My mother Claudia’s deep, unabiding love of Christmas—or, as she called it, “Crimpus”—exacerbates this loss. Her adoration of the holiday did not come from any religious tradition (I grew up in an agnostic household), but it was an opportunity for all of her whimsy and sweetness to be on full display. Instead of an angel on the tree, we had a yellow plastic toy alien named Abelard who tragically lost his legs in a hot stovetop accident. But with a toilet paper roll, some cardstock wings, and a tissue paper gown, my mother transformed him into our hideous-but-lovable guardian. His bulbous, bright orange plastic eyes watched over us every Christmas.
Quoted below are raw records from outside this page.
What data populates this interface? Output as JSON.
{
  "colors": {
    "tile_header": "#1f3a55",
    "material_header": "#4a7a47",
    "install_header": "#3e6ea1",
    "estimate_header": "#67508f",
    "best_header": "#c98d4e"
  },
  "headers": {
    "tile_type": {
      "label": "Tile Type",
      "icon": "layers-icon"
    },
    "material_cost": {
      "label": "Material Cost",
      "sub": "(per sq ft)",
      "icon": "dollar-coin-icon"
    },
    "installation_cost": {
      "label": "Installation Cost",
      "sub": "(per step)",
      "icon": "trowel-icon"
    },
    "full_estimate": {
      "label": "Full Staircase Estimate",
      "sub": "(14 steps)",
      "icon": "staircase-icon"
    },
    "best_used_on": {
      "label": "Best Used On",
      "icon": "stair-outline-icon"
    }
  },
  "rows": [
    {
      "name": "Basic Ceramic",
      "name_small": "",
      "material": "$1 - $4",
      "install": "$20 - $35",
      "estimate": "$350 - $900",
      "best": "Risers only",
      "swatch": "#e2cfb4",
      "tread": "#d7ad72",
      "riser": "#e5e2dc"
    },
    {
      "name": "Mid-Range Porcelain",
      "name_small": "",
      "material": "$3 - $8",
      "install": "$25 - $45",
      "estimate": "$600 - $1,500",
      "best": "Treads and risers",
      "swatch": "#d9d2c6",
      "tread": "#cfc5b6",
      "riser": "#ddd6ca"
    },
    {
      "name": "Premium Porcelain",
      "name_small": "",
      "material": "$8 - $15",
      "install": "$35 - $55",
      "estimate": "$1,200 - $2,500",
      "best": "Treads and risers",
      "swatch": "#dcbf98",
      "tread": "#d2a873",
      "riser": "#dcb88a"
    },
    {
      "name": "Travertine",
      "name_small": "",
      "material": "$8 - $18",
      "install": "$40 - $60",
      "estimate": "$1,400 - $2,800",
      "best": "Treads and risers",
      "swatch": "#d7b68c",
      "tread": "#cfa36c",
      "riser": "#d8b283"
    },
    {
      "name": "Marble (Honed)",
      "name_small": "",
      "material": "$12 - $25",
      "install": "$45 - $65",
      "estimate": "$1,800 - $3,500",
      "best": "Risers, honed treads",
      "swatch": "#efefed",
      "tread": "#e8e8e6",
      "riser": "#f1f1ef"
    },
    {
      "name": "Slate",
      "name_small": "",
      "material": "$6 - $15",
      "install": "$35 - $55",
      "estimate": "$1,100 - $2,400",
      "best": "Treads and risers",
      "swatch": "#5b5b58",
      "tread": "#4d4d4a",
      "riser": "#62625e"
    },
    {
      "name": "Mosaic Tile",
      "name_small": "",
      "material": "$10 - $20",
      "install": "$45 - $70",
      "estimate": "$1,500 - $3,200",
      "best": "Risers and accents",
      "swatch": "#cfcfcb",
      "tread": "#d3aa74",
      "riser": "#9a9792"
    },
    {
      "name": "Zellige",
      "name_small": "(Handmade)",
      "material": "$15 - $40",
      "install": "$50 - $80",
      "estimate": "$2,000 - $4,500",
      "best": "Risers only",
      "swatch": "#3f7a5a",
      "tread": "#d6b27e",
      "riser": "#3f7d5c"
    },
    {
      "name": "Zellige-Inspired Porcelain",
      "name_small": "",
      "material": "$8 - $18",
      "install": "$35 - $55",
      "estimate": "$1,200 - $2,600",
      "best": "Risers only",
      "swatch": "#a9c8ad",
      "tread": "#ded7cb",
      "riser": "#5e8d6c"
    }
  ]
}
She set the dinner menu each year, which was always manicotti made with a tomato sauce that she lovingly called “Addicto.” (Our family literally had no cultural connection to the dish, beyond the fact that she was excellent at making it.) Similarly, in an off-kilter offering to my father’s Jewish heritage, we would play dreidel every Christmas Eve, all of us carefully cross-referencing a tiny tri-folded piece of paper reminding us which Hebrew letter meant what. The chocolate gelt—half-off at that point, since Hannukah was usually over—felt like exotic talismans.
The rules of gift-giving were simple: No one ever opened gifts simultaneously, because half of the fun was oohing and ahhing over each other’s spoils. The gift tag also had to be funny, including either an illustration, an inside joke, or a signoff from one of our family pets. For several years, my parents would perfunctorily exchange sweatsuits that they had purchased for one another at K-Mart, and we were often joined by my much older, very cool half-siblings after they spent time with their mom. (Those were some of the very best Christmases, though we never changed much about how we celebrated.) Then, when I was older, my mother began giving me post-Christmas dinner tarot readings; her delicate hands belied the force she used to shuffle the large, waxy cards. We would talk and talk and talk as we charted out my life together.